Padahal, tujuh orang lainnya sudah mendekam di Lapas Kelas IIA Tuatunu, Kota Pangkalpinang.
Eksekusi terhadap Andi Irawan itu, berdasarkan putusan kasasi Mahkamah Agung (MA) yang membatalkan vonis bebas Pengadilan Tipikor pada PN Pangkalpinang.
Jaksa Penuntut Umum (JPU), menuntut Andi dihukum 8 tahun penjara, denda Rp 750 juta subsider 6 bulan, serta membayar uang pengganti Rp 12,4 miliar subsider 5 tahun.
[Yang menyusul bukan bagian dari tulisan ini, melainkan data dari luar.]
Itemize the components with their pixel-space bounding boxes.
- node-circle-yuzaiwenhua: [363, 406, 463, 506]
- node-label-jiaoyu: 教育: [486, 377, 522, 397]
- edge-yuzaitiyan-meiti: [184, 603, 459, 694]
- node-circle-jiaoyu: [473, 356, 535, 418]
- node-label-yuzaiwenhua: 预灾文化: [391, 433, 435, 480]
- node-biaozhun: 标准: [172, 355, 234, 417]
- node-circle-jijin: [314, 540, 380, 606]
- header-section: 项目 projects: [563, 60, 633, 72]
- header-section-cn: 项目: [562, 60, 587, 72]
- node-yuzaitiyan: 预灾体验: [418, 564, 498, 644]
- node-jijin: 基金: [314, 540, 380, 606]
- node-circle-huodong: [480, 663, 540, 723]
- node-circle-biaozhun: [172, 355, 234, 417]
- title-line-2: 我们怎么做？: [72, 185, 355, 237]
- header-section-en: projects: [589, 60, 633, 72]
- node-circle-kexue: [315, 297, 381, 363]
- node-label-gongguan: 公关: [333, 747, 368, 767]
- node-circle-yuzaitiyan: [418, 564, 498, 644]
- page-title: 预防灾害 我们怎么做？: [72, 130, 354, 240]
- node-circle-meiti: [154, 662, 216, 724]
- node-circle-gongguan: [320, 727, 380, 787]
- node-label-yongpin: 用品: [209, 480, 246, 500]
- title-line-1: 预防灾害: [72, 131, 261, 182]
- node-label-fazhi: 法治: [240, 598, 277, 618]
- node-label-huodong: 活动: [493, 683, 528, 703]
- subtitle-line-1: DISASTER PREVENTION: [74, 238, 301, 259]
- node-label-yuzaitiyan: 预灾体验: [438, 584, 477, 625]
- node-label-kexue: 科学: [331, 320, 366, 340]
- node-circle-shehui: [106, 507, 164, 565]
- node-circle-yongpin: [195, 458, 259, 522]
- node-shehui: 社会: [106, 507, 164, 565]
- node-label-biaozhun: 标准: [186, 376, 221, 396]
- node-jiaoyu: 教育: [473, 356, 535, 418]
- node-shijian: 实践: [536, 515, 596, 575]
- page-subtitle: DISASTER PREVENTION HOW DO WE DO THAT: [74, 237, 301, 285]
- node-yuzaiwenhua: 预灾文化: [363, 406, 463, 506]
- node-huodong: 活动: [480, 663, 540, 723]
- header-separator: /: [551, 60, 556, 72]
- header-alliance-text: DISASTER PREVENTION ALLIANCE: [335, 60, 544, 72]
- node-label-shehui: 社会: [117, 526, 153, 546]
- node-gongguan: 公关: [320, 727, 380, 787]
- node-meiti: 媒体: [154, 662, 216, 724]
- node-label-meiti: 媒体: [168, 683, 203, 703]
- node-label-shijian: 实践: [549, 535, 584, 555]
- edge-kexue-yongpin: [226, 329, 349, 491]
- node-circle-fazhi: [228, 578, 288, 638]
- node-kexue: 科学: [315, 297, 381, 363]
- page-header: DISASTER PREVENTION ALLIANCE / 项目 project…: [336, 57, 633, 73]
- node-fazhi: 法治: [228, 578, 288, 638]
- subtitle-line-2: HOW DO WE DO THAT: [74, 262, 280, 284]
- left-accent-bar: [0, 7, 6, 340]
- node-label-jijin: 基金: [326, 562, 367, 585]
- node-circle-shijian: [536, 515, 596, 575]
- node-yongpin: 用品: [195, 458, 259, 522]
Andi alias Yandi divonis bersalah penyaluran dana Kredit Usaha Rakyat (KUR) terhadap 417 petani di Pulau Bangka senilai Rp 20,2 miliar.
Asisten Bidang Intelijen Kejati Babel Aco Rahmadi Jaya menyebutkan, upaya eksekusi Andi selalu gagal karena tidak tahu keberadaannya.
Aco mengaku ikut mencari Andi sampai ke Bandung, tetapi tidak ditemukan.
Hal itu diungkap Aco dalam kegiatan refleksi akhir tahun capaian kinerja Kejati Bangka Belitung, Selasa (30/12/2025).
“Andi Irawan dalam proses eksekusi, keberadaannya belum diketahui,” ujar Aco.